Abstract

There are several estuaries associated with the pronouncedly seasonal rivers which drain northwards from the Middle Proterozoic sandstone Arnhem Land plateau, and the Tertiary Koolpinyah land surface, into the macrotidal van Diemen Gulf, in the Northern Territory of Australia. The Holocene development of these, investigated in greatest detail for the South Alligator River with an upland catchment of > 10,000 km 2. through drilling, palynology and radiocarbon dating, comprises both estuarine infill and coastal progradation. Three phases of estuarine infill can be recognised: (i) a transgressive phase (8000-6800 years B.P.) of marine incursion; (ii) a big swamp phase (6800-5300 years B.P.) of widespread mangrove forest development; and (iii) a sinuous/cuspate phase of floodplain development since 5300 years B.P., during which the tidal river has meandered and reworked earlier estuarine sediments. Since 6000 years B.P., the South Alligator coastal plain has prograded at a decelerating rate, with two phases of chenier ridge formation. A similar pattern of estuarine infill, and decelerating coastal plain progradation, is demonstrated for the Adelaide and Mary Rivers, both with catchments of > 6000 km 2. The southern shore of van Diemem Gulf appears to have changed its overall position little during the last 2000 years.
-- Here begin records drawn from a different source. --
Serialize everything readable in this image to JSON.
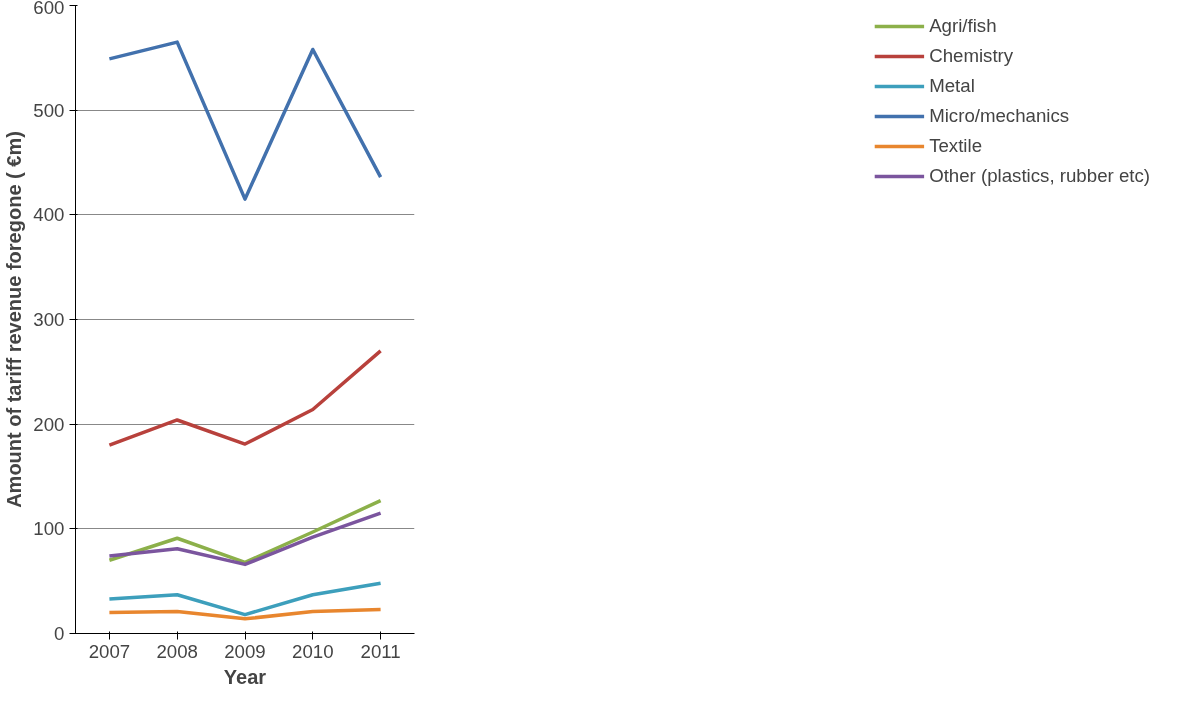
{
  "chart_data": {
    "type": "line",
    "xlabel": "Year",
    "ylabel": "Amount of tariff revenue foregone ( €m)",
    "categories": [
      "2007",
      "2008",
      "2009",
      "2010",
      "2011"
    ],
    "series": [
      {
        "name": "Agri/fish",
        "color": "#8cb04a",
        "values": [
          70,
          91,
          68,
          97,
          127
        ]
      },
      {
        "name": "Chemistry",
        "color": "#b8413c",
        "values": [
          180,
          204,
          181,
          214,
          270
        ]
      },
      {
        "name": "Metal",
        "color": "#3d9fbc",
        "values": [
          33,
          37,
          18,
          37,
          48
        ]
      },
      {
        "name": "Micro/mechanics",
        "color": "#4271ad",
        "values": [
          549,
          565,
          415,
          558,
          436
        ]
      },
      {
        "name": "Textile",
        "color": "#e8862e",
        "values": [
          20,
          21,
          14,
          21,
          23
        ]
      },
      {
        "name": "Other (plastics, rubber etc)",
        "color": "#7b559e",
        "values": [
          74,
          81,
          66,
          92,
          115
        ]
      }
    ],
    "ylim": [
      0,
      600
    ],
    "yticks": [
      0,
      100,
      200,
      300,
      400,
      500,
      600
    ],
    "grid": "y",
    "legend": "right",
    "marker": "none",
    "line_style": "solid"
  }
}
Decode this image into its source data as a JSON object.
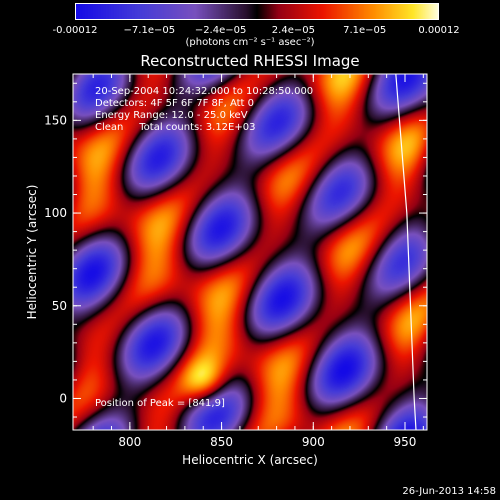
{
  "colorbar": {
    "ticks": [
      "-0.00012",
      "−7.1e−05",
      "−2.4e−05",
      "2.4e−05",
      "7.1e−05",
      "0.00012"
    ],
    "tick_values": [
      -0.00012,
      -7.1e-05,
      -2.4e-05,
      2.4e-05,
      7.1e-05,
      0.00012
    ],
    "units": "(photons cm⁻² s⁻¹ asec⁻²)",
    "range": [
      -0.00012,
      0.00012
    ]
  },
  "chart_data": {
    "type": "heatmap",
    "title": "Reconstructed RHESSI Image",
    "xlabel": "Heliocentric X (arcsec)",
    "ylabel": "Heliocentric Y (arcsec)",
    "xlim": [
      769,
      962
    ],
    "ylim": [
      -17,
      175
    ],
    "xticks": [
      "800",
      "850",
      "900",
      "950"
    ],
    "xtick_values": [
      800,
      850,
      900,
      950
    ],
    "yticks": [
      "0",
      "50",
      "100",
      "150"
    ],
    "ytick_values": [
      0,
      50,
      100,
      150
    ],
    "limb_x_at_y": [
      [
        945,
        175
      ],
      [
        951,
        100
      ],
      [
        955,
        0
      ],
      [
        956,
        -17
      ]
    ],
    "peak": [
      841,
      9
    ]
  },
  "annotations": {
    "line1": "20-Sep-2004 10:24:32.000 to 10:28:50.000",
    "line2": "Detectors: 4F 5F 6F 7F 8F, Att 0",
    "line3": "Energy Range: 12.0 - 25.0 keV",
    "line4": "Clean     Total counts: 3.12E+03",
    "peak_text": "Position of Peak = [841,9]"
  },
  "timestamp": "26-Jun-2013 14:58"
}
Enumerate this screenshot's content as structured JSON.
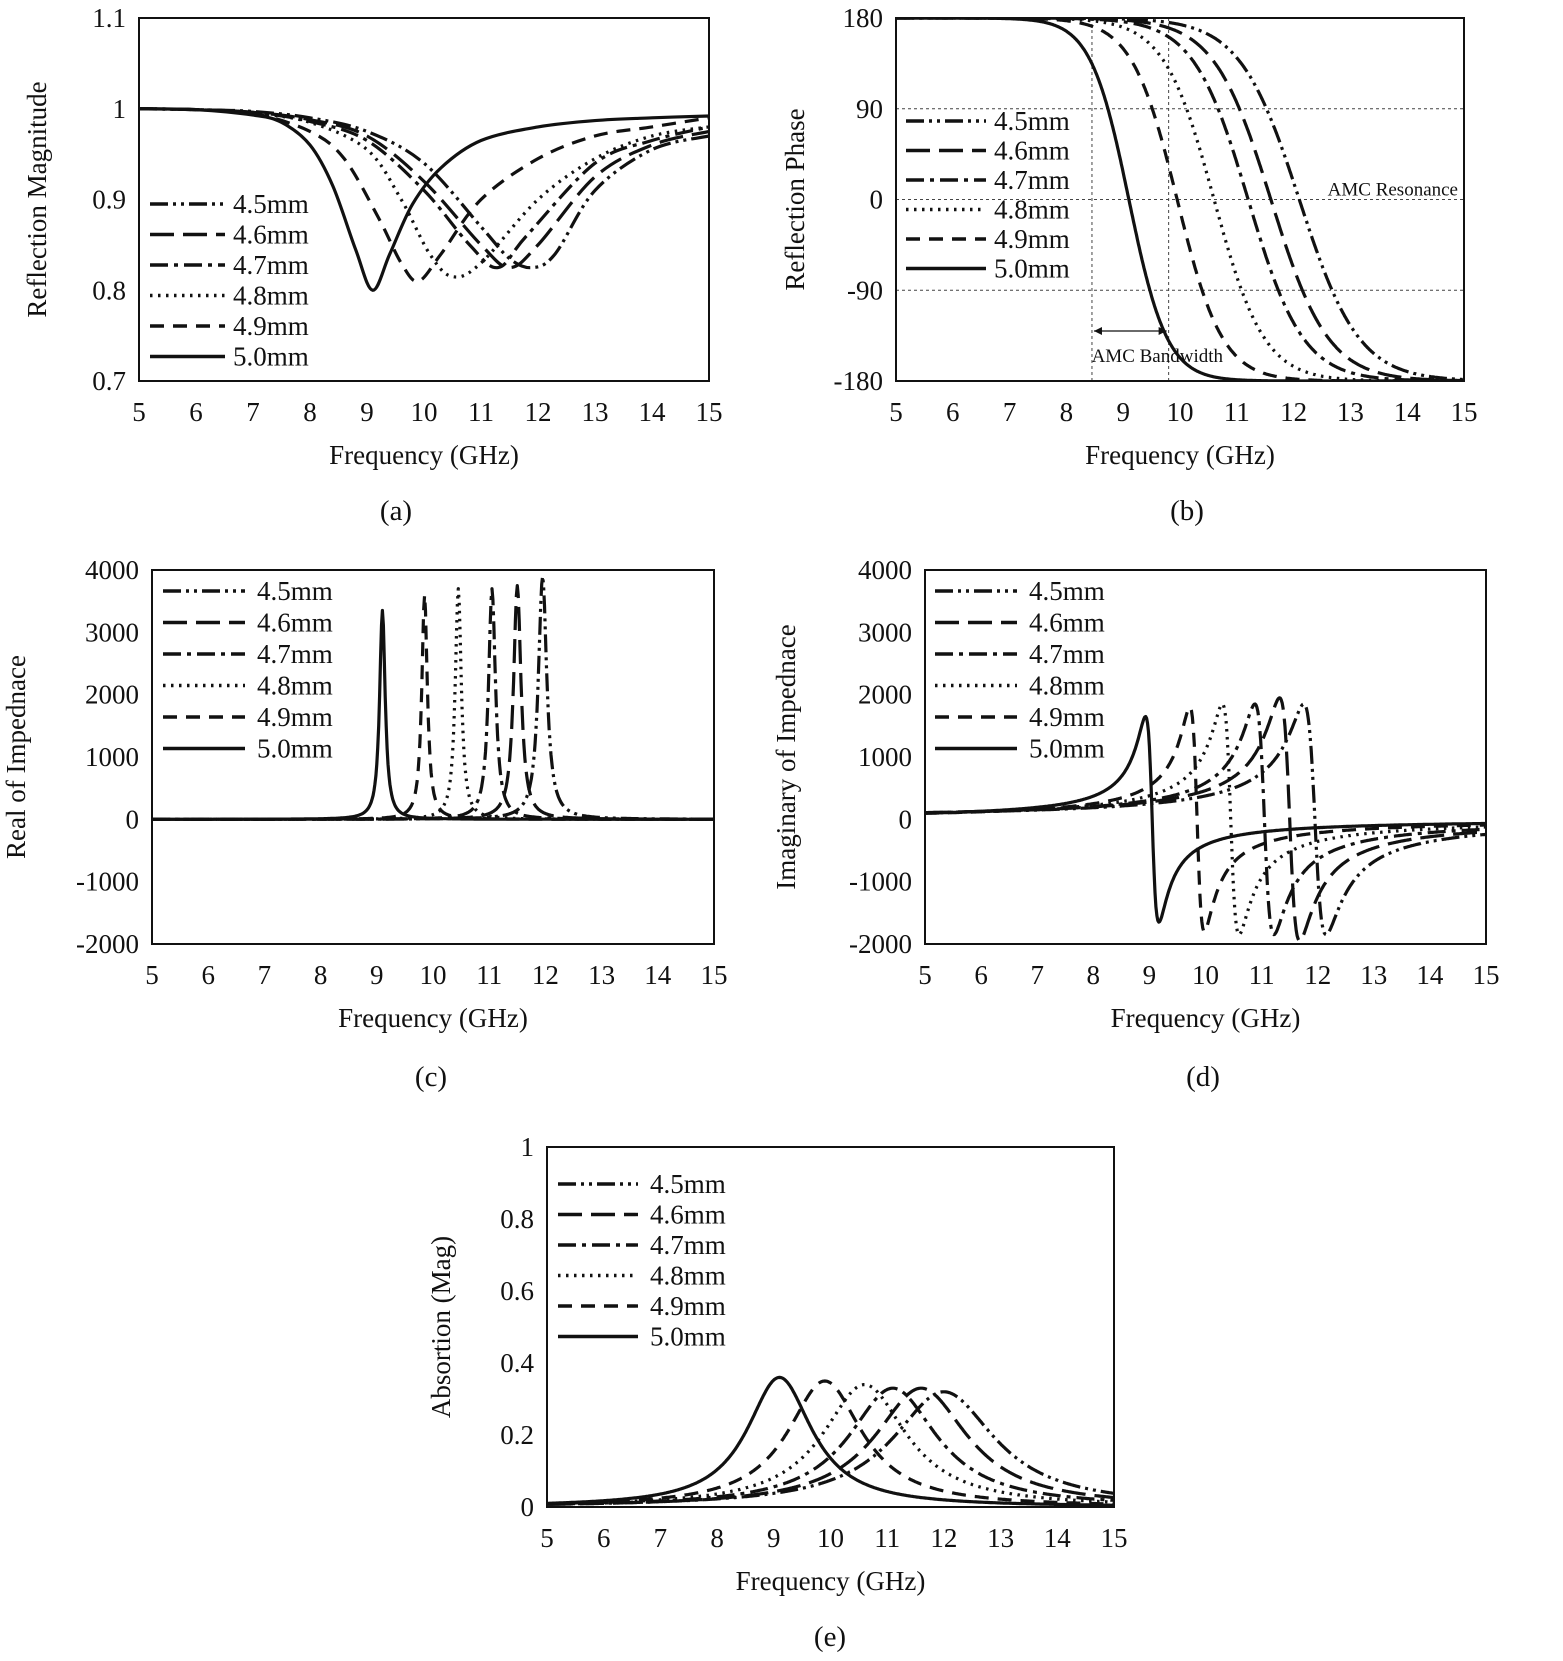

The major source for the clay, silt and fine sands which have infilled the estuary and coastal plain has been from seaward. Dispite the similarity of development, coastal sediment build up has had different effects on the morphology of each tidal river. The Adelaide has undergone a major diversion and no longer flows directly into van Diemen Gulf, but occupies a former fluvial course, and the Mary has been blocked entirely, and its former estuarine palaeochannels have been infilled with tide-transported sediment.